October 27, 2013 at 09:17 PM · I love my violin too much to rub crayon on it. Now I don't even dare to wipe the dust off the "affected area" with too much force.

October 27, 2013 at 10:16 PM · You love your violin so much you won't care for it properly?

That might backfire on you.

October 28, 2013 at 01:13 AM · If the chip is that small I would suggest just taking it to a luthier to have a bit of varnish dabbed on to seal it, probably at no charge. That's what I did when I caused a good chip in the varnish around the E string peg by forcing it too much.

October 28, 2013 at 09:36 AM · At N. A., I do take good care of my violin. The chip wasn't my fault at all, from the look it does look like the man who set up the violin wasn't careful with the sound post adjustment tool.

I am always careful when I play my violin. I wipe the rosin off after every playing, careful not to drop it, and reading everything I could about violin.

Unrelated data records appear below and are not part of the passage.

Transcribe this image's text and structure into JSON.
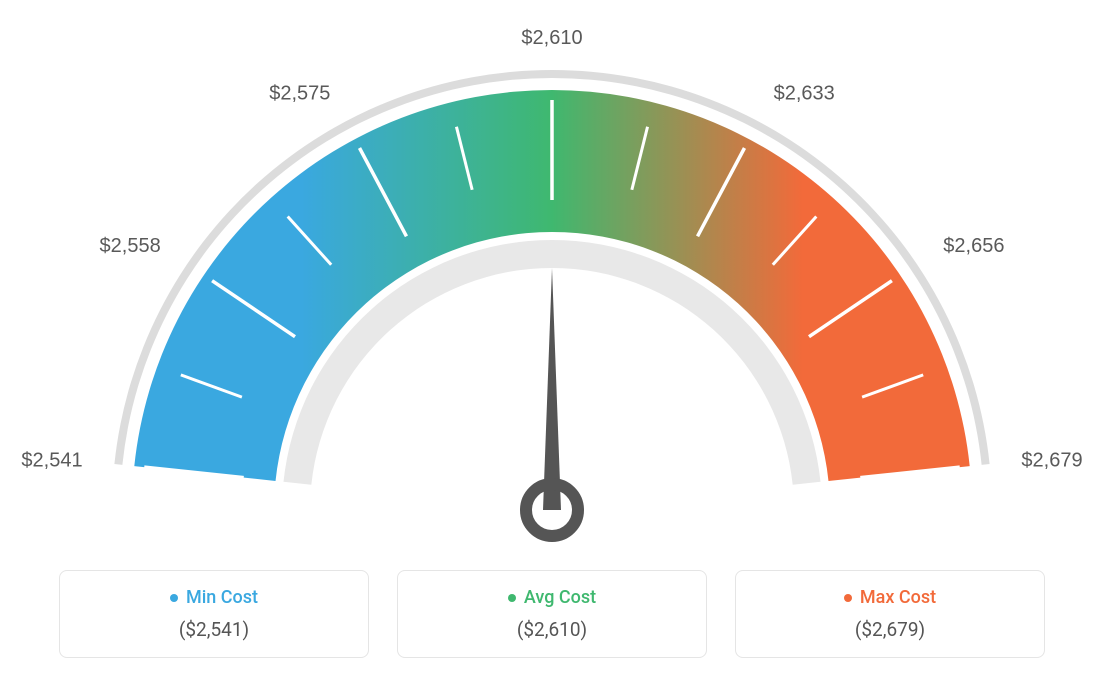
{
  "gauge": {
    "type": "gauge",
    "min_value": 2541,
    "max_value": 2679,
    "current_value": 2610,
    "tick_labels": [
      "$2,541",
      "$2,558",
      "$2,575",
      "$2,610",
      "$2,633",
      "$2,656",
      "$2,679"
    ],
    "tick_fontsize": 20,
    "tick_color": "#595959",
    "outer_ring_color": "#dcdcdc",
    "inner_ring_color": "#e8e8e8",
    "arc_colors": {
      "start": "#3aa8e0",
      "mid": "#3fb86f",
      "end": "#f26a3a"
    },
    "needle_color": "#555555",
    "tick_mark_color": "#ffffff",
    "background_color": "#ffffff"
  },
  "legend": {
    "items": [
      {
        "label": "Min Cost",
        "value": "($2,541)",
        "color": "#3aa8e0"
      },
      {
        "label": "Avg Cost",
        "value": "($2,610)",
        "color": "#3fb86f"
      },
      {
        "label": "Max Cost",
        "value": "($2,679)",
        "color": "#f26a3a"
      }
    ],
    "border_color": "#e5e5e5",
    "label_fontsize": 18,
    "value_fontsize": 19,
    "value_color": "#555555"
  }
}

Yes, I do take good care of my violin.

October 28, 2013 at 01:43 PM · I'm glad to hear that. I have run across some people who regard their instrument as so 'precious' that they don't actually use it as it was intended...

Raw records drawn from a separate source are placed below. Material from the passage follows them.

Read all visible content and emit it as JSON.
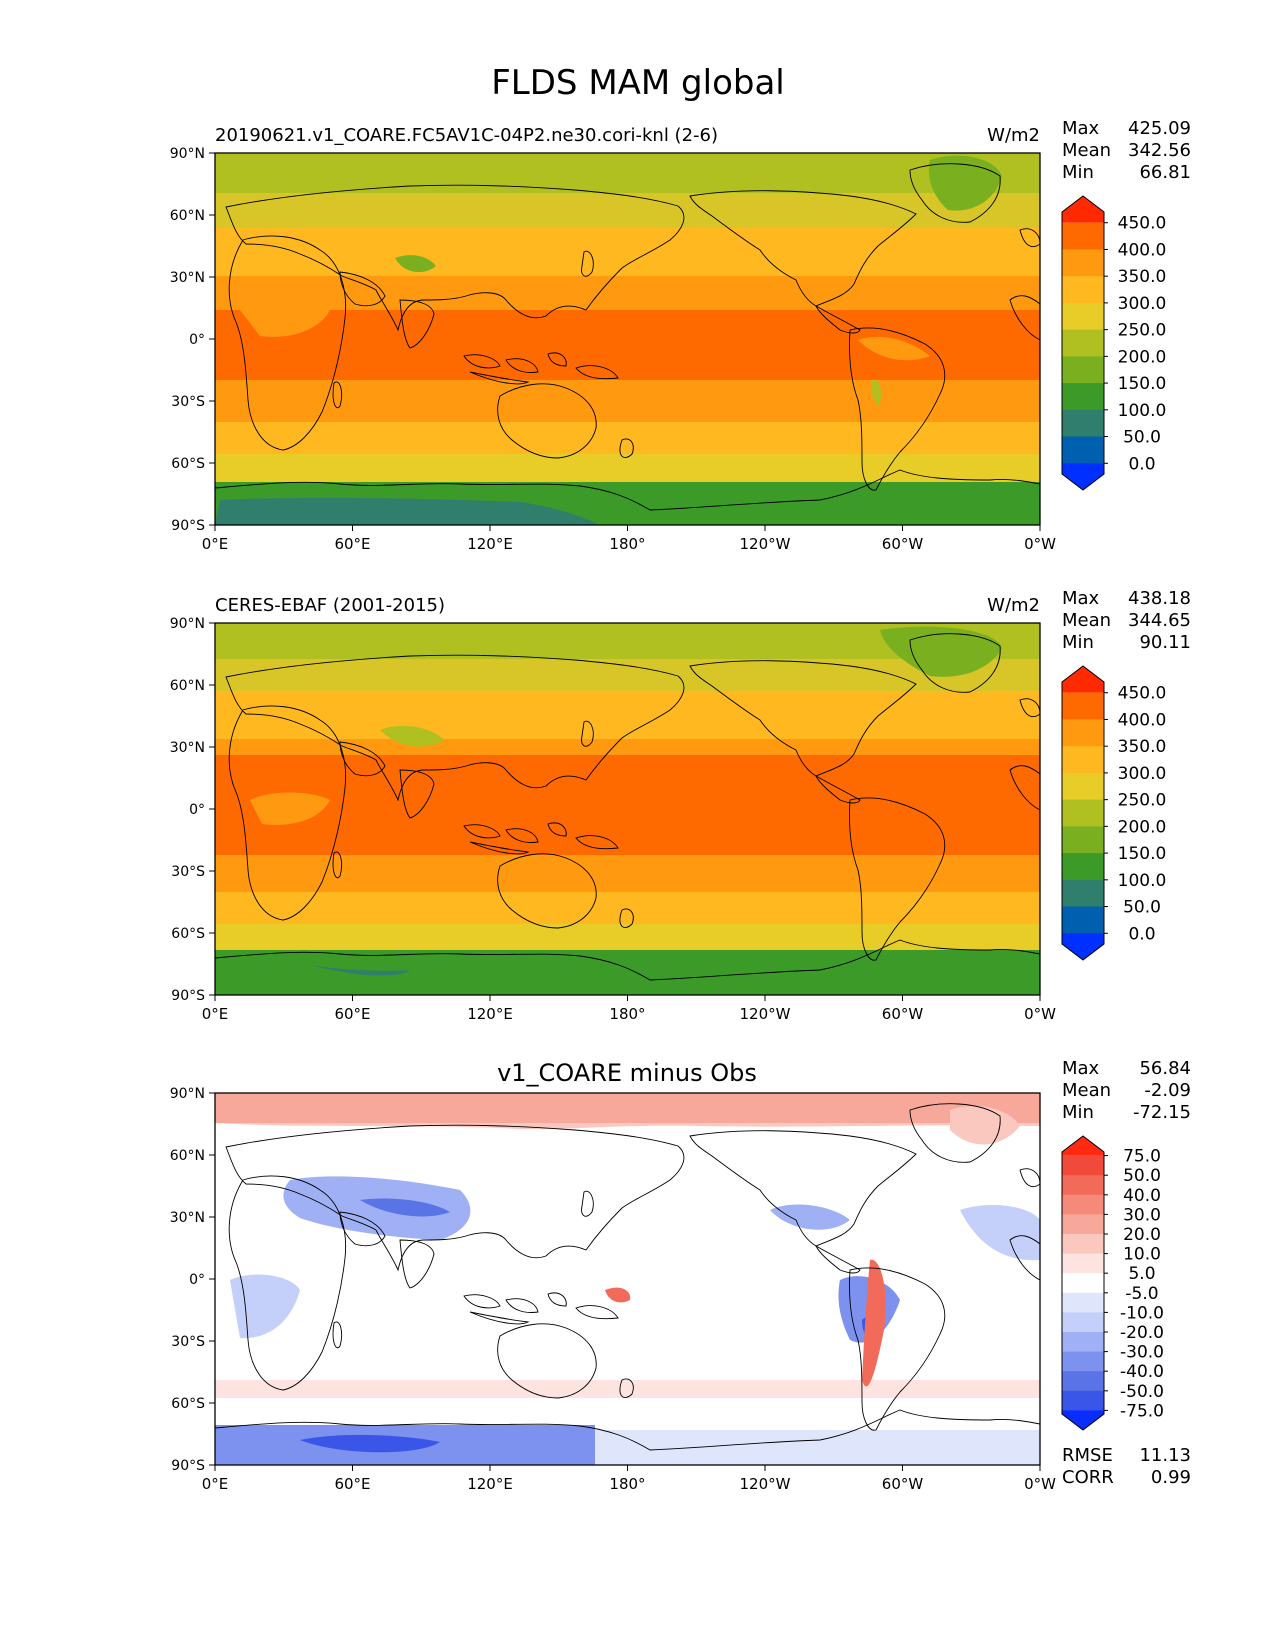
{
  "figure": {
    "title": "FLDS MAM global"
  },
  "axes": {
    "lat_ticks": [
      "90°N",
      "60°N",
      "30°N",
      "0°",
      "30°S",
      "60°S",
      "90°S"
    ],
    "lon_ticks": [
      "0°E",
      "60°E",
      "120°E",
      "180°",
      "120°W",
      "60°W",
      "0°W"
    ],
    "lat_range": [
      -90,
      90
    ],
    "lon_range": [
      0,
      360
    ]
  },
  "panels": [
    {
      "id": "test",
      "left_title": "20190621.v1_COARE.FC5AV1C-04P2.ne30.cori-knl (2-6)",
      "center_title": "",
      "units": "W/m2",
      "stats": [
        {
          "label": "Max",
          "value": "425.09"
        },
        {
          "label": "Mean",
          "value": "342.56"
        },
        {
          "label": "Min",
          "value": "66.81"
        }
      ],
      "colorbar": {
        "labels": [
          "450.0",
          "400.0",
          "350.0",
          "300.0",
          "250.0",
          "200.0",
          "150.0",
          "100.0",
          "50.0",
          "0.0"
        ],
        "colors": [
          "#ff2a00",
          "#ff6a00",
          "#ff9a10",
          "#ffb820",
          "#e8cc28",
          "#b0c020",
          "#7ab020",
          "#3c9a28",
          "#2f7f6c",
          "#0060b0",
          "#0030ff"
        ]
      }
    },
    {
      "id": "reference",
      "left_title": "CERES-EBAF (2001-2015)",
      "center_title": "",
      "units": "W/m2",
      "stats": [
        {
          "label": "Max",
          "value": "438.18"
        },
        {
          "label": "Mean",
          "value": "344.65"
        },
        {
          "label": "Min",
          "value": "90.11"
        }
      ],
      "colorbar": {
        "labels": [
          "450.0",
          "400.0",
          "350.0",
          "300.0",
          "250.0",
          "200.0",
          "150.0",
          "100.0",
          "50.0",
          "0.0"
        ],
        "colors": [
          "#ff2a00",
          "#ff6a00",
          "#ff9a10",
          "#ffb820",
          "#e8cc28",
          "#b0c020",
          "#7ab020",
          "#3c9a28",
          "#2f7f6c",
          "#0060b0",
          "#0030ff"
        ]
      }
    },
    {
      "id": "difference",
      "left_title": "",
      "center_title": "v1_COARE minus Obs",
      "units": "",
      "stats": [
        {
          "label": "Max",
          "value": "56.84"
        },
        {
          "label": "Mean",
          "value": "-2.09"
        },
        {
          "label": "Min",
          "value": "-72.15"
        }
      ],
      "bottom_stats": [
        {
          "label": "RMSE",
          "value": "11.13"
        },
        {
          "label": "CORR",
          "value": "0.99"
        }
      ],
      "colorbar": {
        "labels": [
          "75.0",
          "50.0",
          "40.0",
          "30.0",
          "20.0",
          "10.0",
          "5.0",
          "-5.0",
          "-10.0",
          "-20.0",
          "-30.0",
          "-40.0",
          "-50.0",
          "-75.0"
        ],
        "colors": [
          "#ff2a10",
          "#f24a3a",
          "#f26a5a",
          "#f58a7a",
          "#f8a89a",
          "#fbc8c0",
          "#fde4e0",
          "#ffffff",
          "#dfe6fb",
          "#c4cffa",
          "#a0b0f5",
          "#7c92ee",
          "#5a74e8",
          "#3a56e8",
          "#0a2cff"
        ]
      }
    }
  ]
}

October 28, 2013 at 06:15 PM · It's like the first chip or scratch on a shiny new car, quite infuriating. I understand. But don't worry at all. As several people have already pointed out, if you don't like the notion of using a crayon, any luthier can put a little dab of colour and varnish over it.

It's tempting to say, though, violins are meant to be used, and chips and scratches will inevitably accumulate as you play. Just look at all the famous old instruments. The stress marks are part of their history and their charm. Many fine luthiers very carefully antique the finish of their new instruments with stress marks to give them that special appearance of warmth. There's a debate about that in violin circles, but it's a practice that's gone on for a very long time.

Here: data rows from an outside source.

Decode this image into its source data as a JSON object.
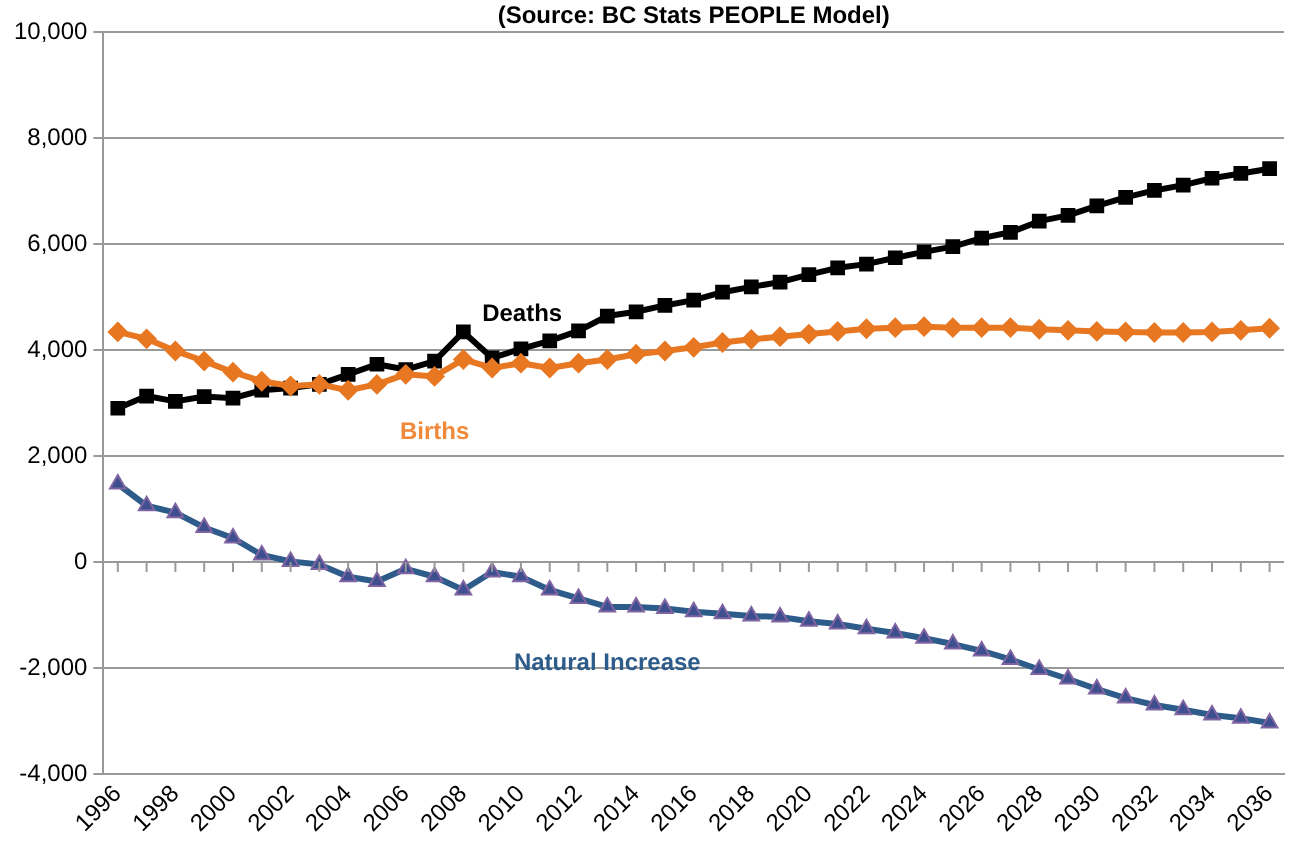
{
  "chart_data": {
    "type": "line",
    "title": "(Source: BC Stats PEOPLE Model)",
    "categories": [
      "1996",
      null,
      "1998",
      null,
      "2000",
      null,
      "2002",
      null,
      "2004",
      null,
      "2006",
      null,
      "2008",
      null,
      "2010",
      null,
      "2012",
      null,
      "2014",
      null,
      "2016",
      null,
      "2018",
      null,
      "2020",
      null,
      "2022",
      null,
      "2024",
      null,
      "2026",
      null,
      "2028",
      null,
      "2030",
      null,
      "2032",
      null,
      "2034",
      null,
      "2036"
    ],
    "series": [
      {
        "name": "Deaths",
        "color": "#000000",
        "marker": "square",
        "values": [
          2900,
          3130,
          3030,
          3120,
          3090,
          3240,
          3280,
          3350,
          3540,
          3730,
          3630,
          3790,
          4340,
          3850,
          4020,
          4170,
          4360,
          4640,
          4720,
          4840,
          4940,
          5090,
          5190,
          5280,
          5420,
          5550,
          5620,
          5740,
          5850,
          5950,
          6110,
          6220,
          6430,
          6540,
          6720,
          6880,
          7010,
          7110,
          7240,
          7330,
          7420
        ]
      },
      {
        "name": "Births",
        "color": "#e87722",
        "marker": "diamond",
        "values": [
          4340,
          4210,
          3980,
          3790,
          3580,
          3410,
          3320,
          3350,
          3240,
          3350,
          3540,
          3500,
          3820,
          3660,
          3750,
          3660,
          3750,
          3820,
          3920,
          3980,
          4050,
          4140,
          4200,
          4250,
          4300,
          4350,
          4400,
          4420,
          4440,
          4420,
          4420,
          4420,
          4390,
          4370,
          4350,
          4340,
          4330,
          4330,
          4340,
          4370,
          4410
        ]
      },
      {
        "name": "Natural Increase",
        "color": "#2e5c8a",
        "marker": "triangle",
        "values": [
          1470,
          1060,
          930,
          650,
          450,
          130,
          10,
          -50,
          -280,
          -370,
          -130,
          -280,
          -530,
          -190,
          -280,
          -530,
          -690,
          -850,
          -850,
          -880,
          -940,
          -980,
          -1020,
          -1040,
          -1120,
          -1170,
          -1260,
          -1340,
          -1440,
          -1550,
          -1680,
          -1840,
          -2030,
          -2210,
          -2400,
          -2570,
          -2700,
          -2790,
          -2890,
          -2950,
          -3040
        ]
      }
    ],
    "ylim": [
      -4000,
      10000
    ],
    "yticks": [
      {
        "value": -4000,
        "label": "-4,000"
      },
      {
        "value": -2000,
        "label": "-2,000"
      },
      0,
      {
        "value": 2000,
        "label": "2,000"
      },
      {
        "value": 4000,
        "label": "4,000"
      },
      {
        "value": 6000,
        "label": "6,000"
      },
      {
        "value": 8000,
        "label": "8,000"
      },
      {
        "value": 10000,
        "label": "10,000"
      }
    ],
    "grid": "y",
    "legend": false
  }
}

October 28, 2013 at 08:56 PM · Here's how I can prove I love my violin. I would take it to the luthier, but I don't want to part with it even for a few days. After all I did only have it for two months. I will bring it to a luthier little later.

October 28, 2013 at 09:44 PM ·

October 28, 2013 at 09:52 PM · At Darrett, just get a strange feeling the luthier will hold my violin, because he doesn't perform any job on the spot.

October 28, 2013 at 09:54 PM · But then maybe he will work on it right away, because he doesn't want more violins accumulating in his shop.

October 28, 2013 at 10:40 PM · I have to agree with Yinmui : luthiers in my area would not do it on the spot. They are backed up with work and you would have to leave it with them.

October 29, 2013 at 03:13 PM ·

October 29, 2013 at 05:22 PM · Not too long ago my new-ish violin got its first scratch. Nothing big, just a small little ding on the bottom. I just got a wolf SR that has an adjuster rod on it and the SR slipped giving it a small scratch. I thought oh well, its the first of many. Violins last a long time so im sure it will be okay and its story begins here. Theres still a small ding but the edges have smoothed over.

EDIT: @Krista - I was already thinking of these antenna caps that are the same thing but a smaller specific size. I just never got around to getting it since it was a one time thing (so far!).

October 29, 2013 at 07:20 PM · Slightly off topic, but I just wanted to let Nick (and anyone else) know that you can get a vacuum cap from the auto parts store to cover the adjuster bar on the Wolf rest to protect your violin's varnish from that rough end. The little yellow one is the perfect size.

October 29, 2013 at 08:06 PM · At Darrett - I have been taking my violin to this guy named David Herman who is in Bellmore. I will call him later and ask if he can do it right away when I bring violin in. If he won't, then I will take it somewhere else.